Despite this, the Finance chief remains hopeful that the credit rating agency will maintain its current rating and outlook for the Philippines.
On the VAT front, Recto said the rate reduction would erode government revenue collections, which the DOF estimates would drop by an average of ₱300 billion annually. This decline would be equivalent to one percent of the country’s economic output.
Such a revenue loss “will surely impact your credit rating for sure,” Recto stressed.
Sought for his opinion on scrapping the existing rate, Recto said: “Now is not the right time to do it—but I believe in light at the end of the tunnel. So maybe in the future when your debt-to-GDP [gross domestic product] is much lower, we could consider it.”
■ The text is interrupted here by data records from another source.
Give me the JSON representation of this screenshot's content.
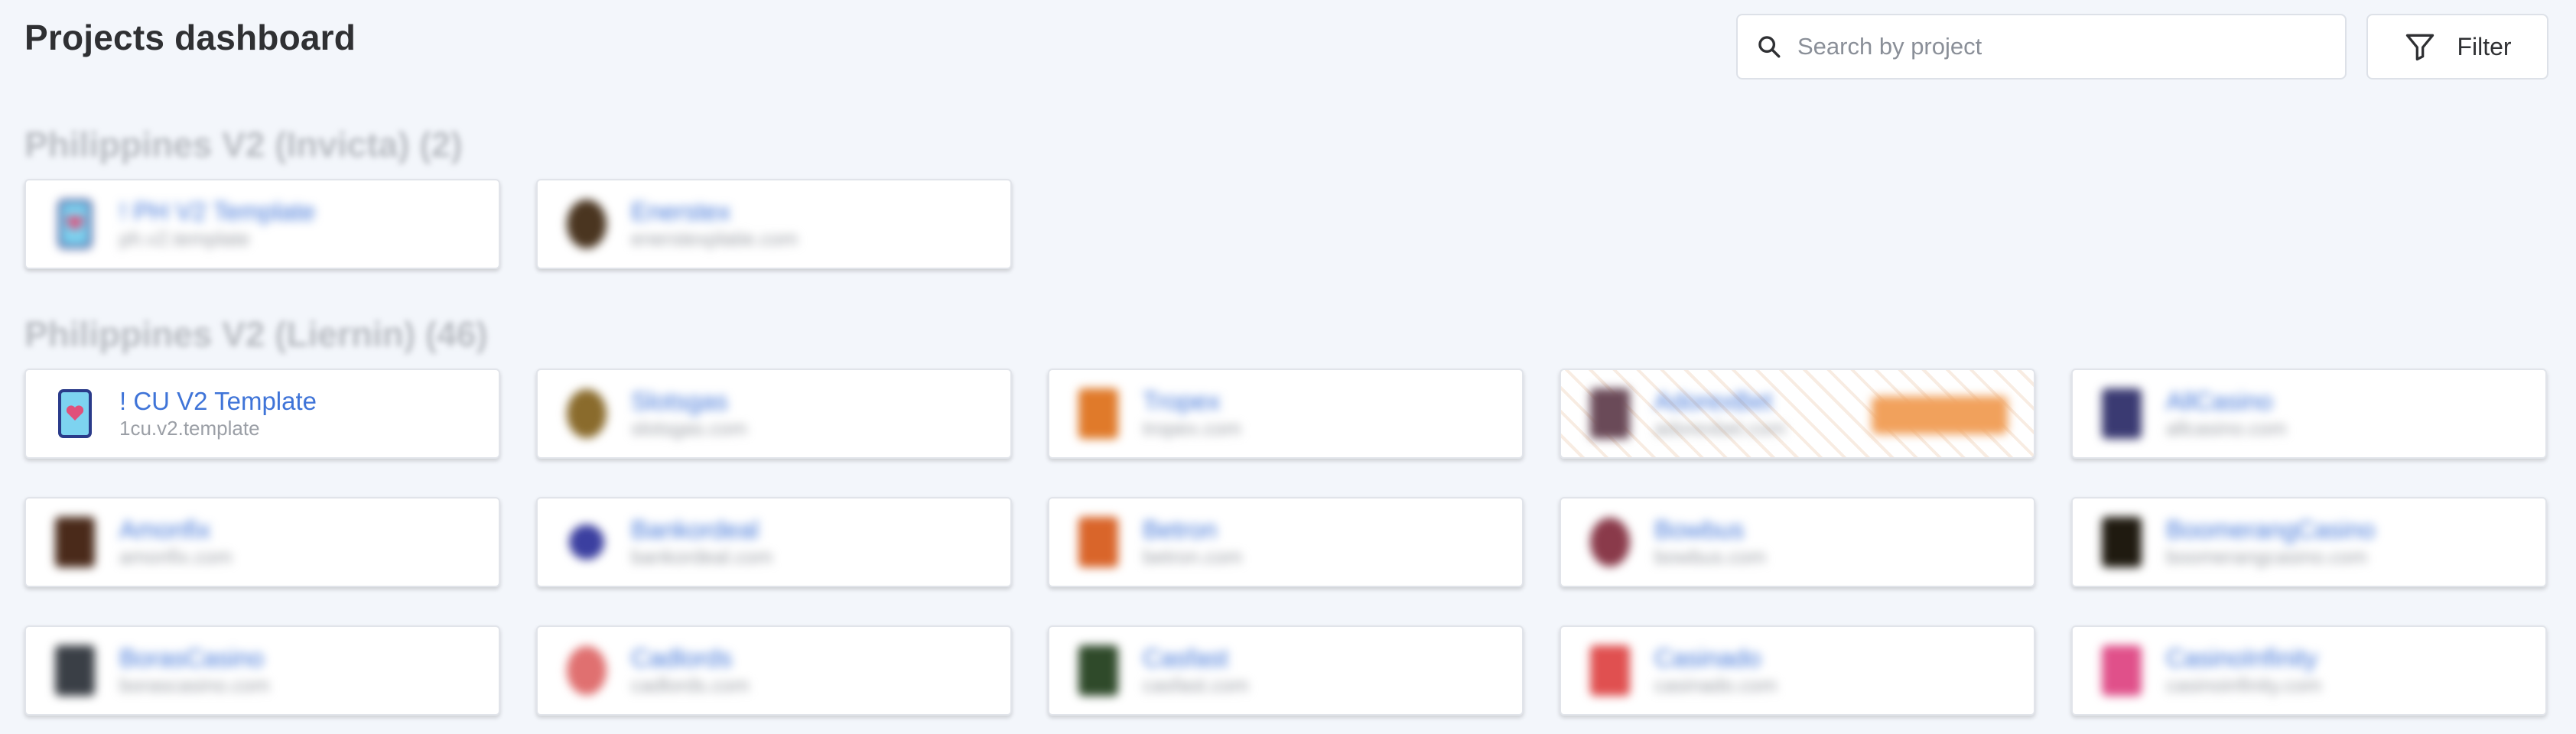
{
  "header": {
    "title": "Projects dashboard",
    "search_placeholder": "Search by project",
    "filter_label": "Filter"
  },
  "groups": [
    {
      "heading": "Philippines V2 (Invicta) (2)",
      "projects": [
        {
          "name": "! PH V2 Template",
          "slug": "ph.v2.template",
          "logo_color": "#7dd3f0",
          "logo_kind": "card"
        },
        {
          "name": "Enerstex",
          "slug": "enerstexplatie.com",
          "logo_color": "#4a3520",
          "logo_kind": "circle"
        }
      ]
    },
    {
      "heading": "Philippines V2 (Liernin) (46)",
      "projects": [
        {
          "name": "! CU V2 Template",
          "slug": "1cu.v2.template",
          "logo_color": "#7dd3f0",
          "logo_kind": "card"
        },
        {
          "name": "Slotsgas",
          "slug": "slotsgas.com",
          "logo_color": "#8a6b2c",
          "logo_kind": "circle"
        },
        {
          "name": "Tropex",
          "slug": "tropex.com",
          "logo_color": "#e07a2a",
          "logo_kind": "square"
        },
        {
          "name": "AdorexBet",
          "slug": "adorexbet.com",
          "logo_color": "#6a4a58",
          "logo_kind": "square"
        },
        {
          "name": "AllCasino",
          "slug": "allcasino.com",
          "logo_color": "#3a3a72",
          "logo_kind": "square"
        },
        {
          "name": "Amonfix",
          "slug": "amonfix.com",
          "logo_color": "#4a2a1a",
          "logo_kind": "square"
        },
        {
          "name": "Bankordeal",
          "slug": "bankordeal.com",
          "logo_color": "#3b3fa0",
          "logo_kind": "circle"
        },
        {
          "name": "Betron",
          "slug": "betron.com",
          "logo_color": "#d9652a",
          "logo_kind": "square"
        },
        {
          "name": "Bowbus",
          "slug": "bowbus.com",
          "logo_color": "#8a3a4a",
          "logo_kind": "circle"
        },
        {
          "name": "BoomerangCasino",
          "slug": "boomerangcasino.com",
          "logo_color": "#1f1a10",
          "logo_kind": "square"
        },
        {
          "name": "BorasCasino",
          "slug": "borascasino.com",
          "logo_color": "#3a3f46",
          "logo_kind": "square"
        },
        {
          "name": "Cadlords",
          "slug": "cadlords.com",
          "logo_color": "#e07070",
          "logo_kind": "circle"
        },
        {
          "name": "Casfast",
          "slug": "casfast.com",
          "logo_color": "#2f4a2a",
          "logo_kind": "square"
        },
        {
          "name": "Casinado",
          "slug": "casinado.com",
          "logo_color": "#e05050",
          "logo_kind": "square"
        },
        {
          "name": "CasinoInfinity",
          "slug": "casinoinfinity.com",
          "logo_color": "#e0508a",
          "logo_kind": "square"
        }
      ]
    }
  ]
}
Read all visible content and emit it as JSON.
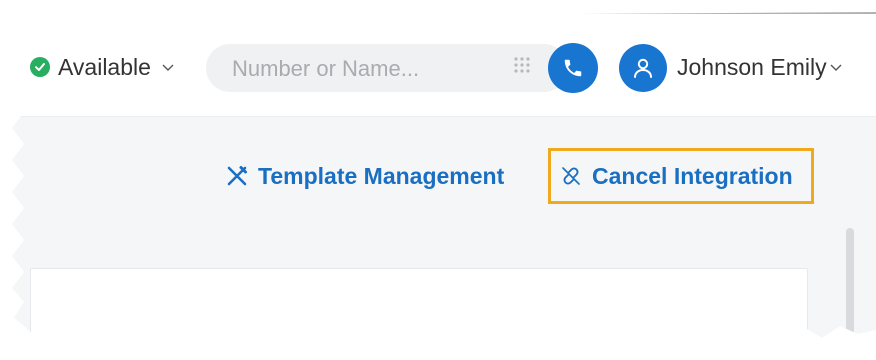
{
  "header": {
    "status": {
      "label": "Available",
      "color": "#27ae60",
      "icon": "check-circle-icon"
    },
    "search": {
      "placeholder": "Number or Name...",
      "value": ""
    },
    "call_button_icon": "phone-icon",
    "dialpad_icon": "dialpad-icon",
    "user": {
      "name": "Johnson Emily",
      "avatar_icon": "user-icon"
    }
  },
  "toolbar": {
    "template_management_label": "Template Management",
    "template_management_icon": "tools-icon",
    "cancel_integration_label": "Cancel Integration",
    "cancel_integration_icon": "unlink-icon",
    "highlight_color": "#f0a81c"
  },
  "colors": {
    "accent": "#1876d1",
    "link": "#1a6fc2",
    "background": "#f4f6f8"
  }
}
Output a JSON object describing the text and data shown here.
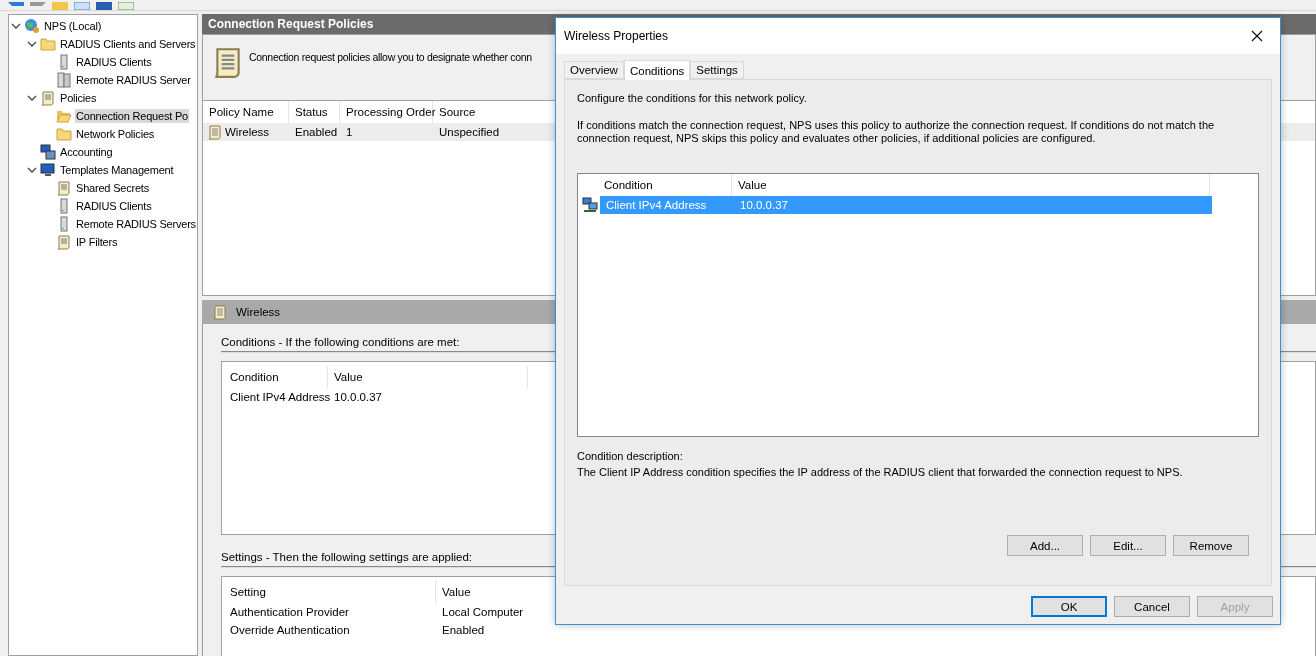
{
  "tree": [
    {
      "label": "NPS (Local)",
      "kind": "globe",
      "selected": false,
      "expanded": true,
      "children": [
        {
          "label": "RADIUS Clients and Servers",
          "kind": "folder",
          "selected": false,
          "expanded": true,
          "children": [
            {
              "label": "RADIUS Clients",
              "kind": "server",
              "selected": false
            },
            {
              "label": "Remote RADIUS Server",
              "kind": "servers",
              "selected": false
            }
          ]
        },
        {
          "label": "Policies",
          "kind": "scroll",
          "selected": false,
          "expanded": true,
          "children": [
            {
              "label": "Connection Request Po",
              "kind": "openfolder",
              "selected": true
            },
            {
              "label": "Network Policies",
              "kind": "folder",
              "selected": false
            }
          ]
        },
        {
          "label": "Accounting",
          "kind": "monitors",
          "selected": false
        },
        {
          "label": "Templates Management",
          "kind": "monitor",
          "selected": false,
          "expanded": true,
          "children": [
            {
              "label": "Shared Secrets",
              "kind": "scroll",
              "selected": false
            },
            {
              "label": "RADIUS Clients",
              "kind": "server",
              "selected": false
            },
            {
              "label": "Remote RADIUS Servers",
              "kind": "server",
              "selected": false
            },
            {
              "label": "IP Filters",
              "kind": "scroll",
              "selected": false
            }
          ]
        }
      ]
    }
  ],
  "main": {
    "title": "Connection Request Policies",
    "intro": "Connection request policies allow you to designate whether conn",
    "policy_table": {
      "columns": [
        "Policy Name",
        "Status",
        "Processing Order",
        "Source"
      ],
      "rows": [
        {
          "cells": [
            "Wireless",
            "Enabled",
            "1",
            "Unspecified"
          ],
          "selected": true
        }
      ]
    },
    "detail_title": "Wireless",
    "conditions_label": "Conditions - If the following conditions are met:",
    "conditions_table": {
      "columns": [
        "Condition",
        "Value"
      ],
      "rows": [
        [
          "Client IPv4 Address",
          "10.0.0.37"
        ]
      ]
    },
    "settings_label": "Settings - Then the following settings are applied:",
    "settings_table": {
      "columns": [
        "Setting",
        "Value"
      ],
      "rows": [
        [
          "Authentication Provider",
          "Local Computer"
        ],
        [
          "Override Authentication",
          "Enabled"
        ]
      ]
    }
  },
  "dialog": {
    "title": "Wireless Properties",
    "tabs": [
      {
        "label": "Overview",
        "selected": false
      },
      {
        "label": "Conditions",
        "selected": true
      },
      {
        "label": "Settings",
        "selected": false
      }
    ],
    "intro": "Configure the conditions for this network policy.",
    "explanation": "If conditions match the connection request, NPS uses this policy to authorize the connection request. If conditions do not match the connection request, NPS skips this policy and evaluates other policies, if additional policies are configured.",
    "table": {
      "columns": [
        "Condition",
        "Value"
      ],
      "rows": [
        {
          "cells": [
            "Client IPv4 Address",
            "10.0.0.37"
          ],
          "selected": true
        }
      ]
    },
    "description_label": "Condition description:",
    "description": "The Client IP Address condition specifies the IP address of the RADIUS client that forwarded the connection request to NPS.",
    "list_buttons": [
      {
        "label": "Add...",
        "disabled": false
      },
      {
        "label": "Edit...",
        "disabled": false
      },
      {
        "label": "Remove",
        "disabled": false
      }
    ],
    "buttons": [
      {
        "label": "OK",
        "default": true,
        "disabled": false
      },
      {
        "label": "Cancel",
        "default": false,
        "disabled": false
      },
      {
        "label": "Apply",
        "default": false,
        "disabled": true
      }
    ]
  }
}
As a legislator two decades ago, Recto was the principal author and sponsor of the law that introduced the 12-percent VAT rate.
Moving forward, Recto emphasized the need to improve governance in public infrastructure spending, noting that this remains a red flag for debt watchers.
“We have to improve on that, and I’m convinced that we will be able to do it. It will take us a few months to finish all of that,” Recto said.
Meanwhile, Recto remains upbeat that the main tax authorities—the bureaus of Internal Revenue (BIR) and of Customs (BOC)—will hit their collection targets.
In particular, the BIR is targeting to rake in ₱3.22 trillion this year. As of end-August, the main tax agency’s revenue rose by 11.4 percent to ₱2.1 trillion from ₱1.9 trillion in the January-to-August period of 2024.
Meanwhile, the BOC had collected ₱621.4 billion as of end-August. It is tasked to collect ₱958.7 billion for the year.
“There’s a slight dip, but the most important thing is we will still meet our revenue target this year. [Both the BIR and the BOC] will miss theirs by a bit, but non-tax revenues will make up the difference, so overall we will hit our total revenue goal,” Recto explained.
Recto further clarified that “the problem is on the spending side, not on the revenue side.”
Credit ratings assess a government’s creditworthiness and reflect the stability of its finances, which is closely linked to the country’s overall economic performance. As such, credit ratings serve as a proxy indicator of the economy’s health.
An investment-grade credit rating enables the government to secure loans at lower interest rates, which can, in turn, lead to reduced borrowing costs for consumers and businesses. This is because banks often use government-issued debt as a benchmark for setting interest rates on loans.
The Philippines currently enjoys investment-grade credit ratings from the so-called big three debt watchers, which, besides S&P, include Fitch Ratings and Moody’s Ratings.
The Marcos Jr. administration aspires to achieve “A” ratings from all three credit rating agencies before it steps down in 2028.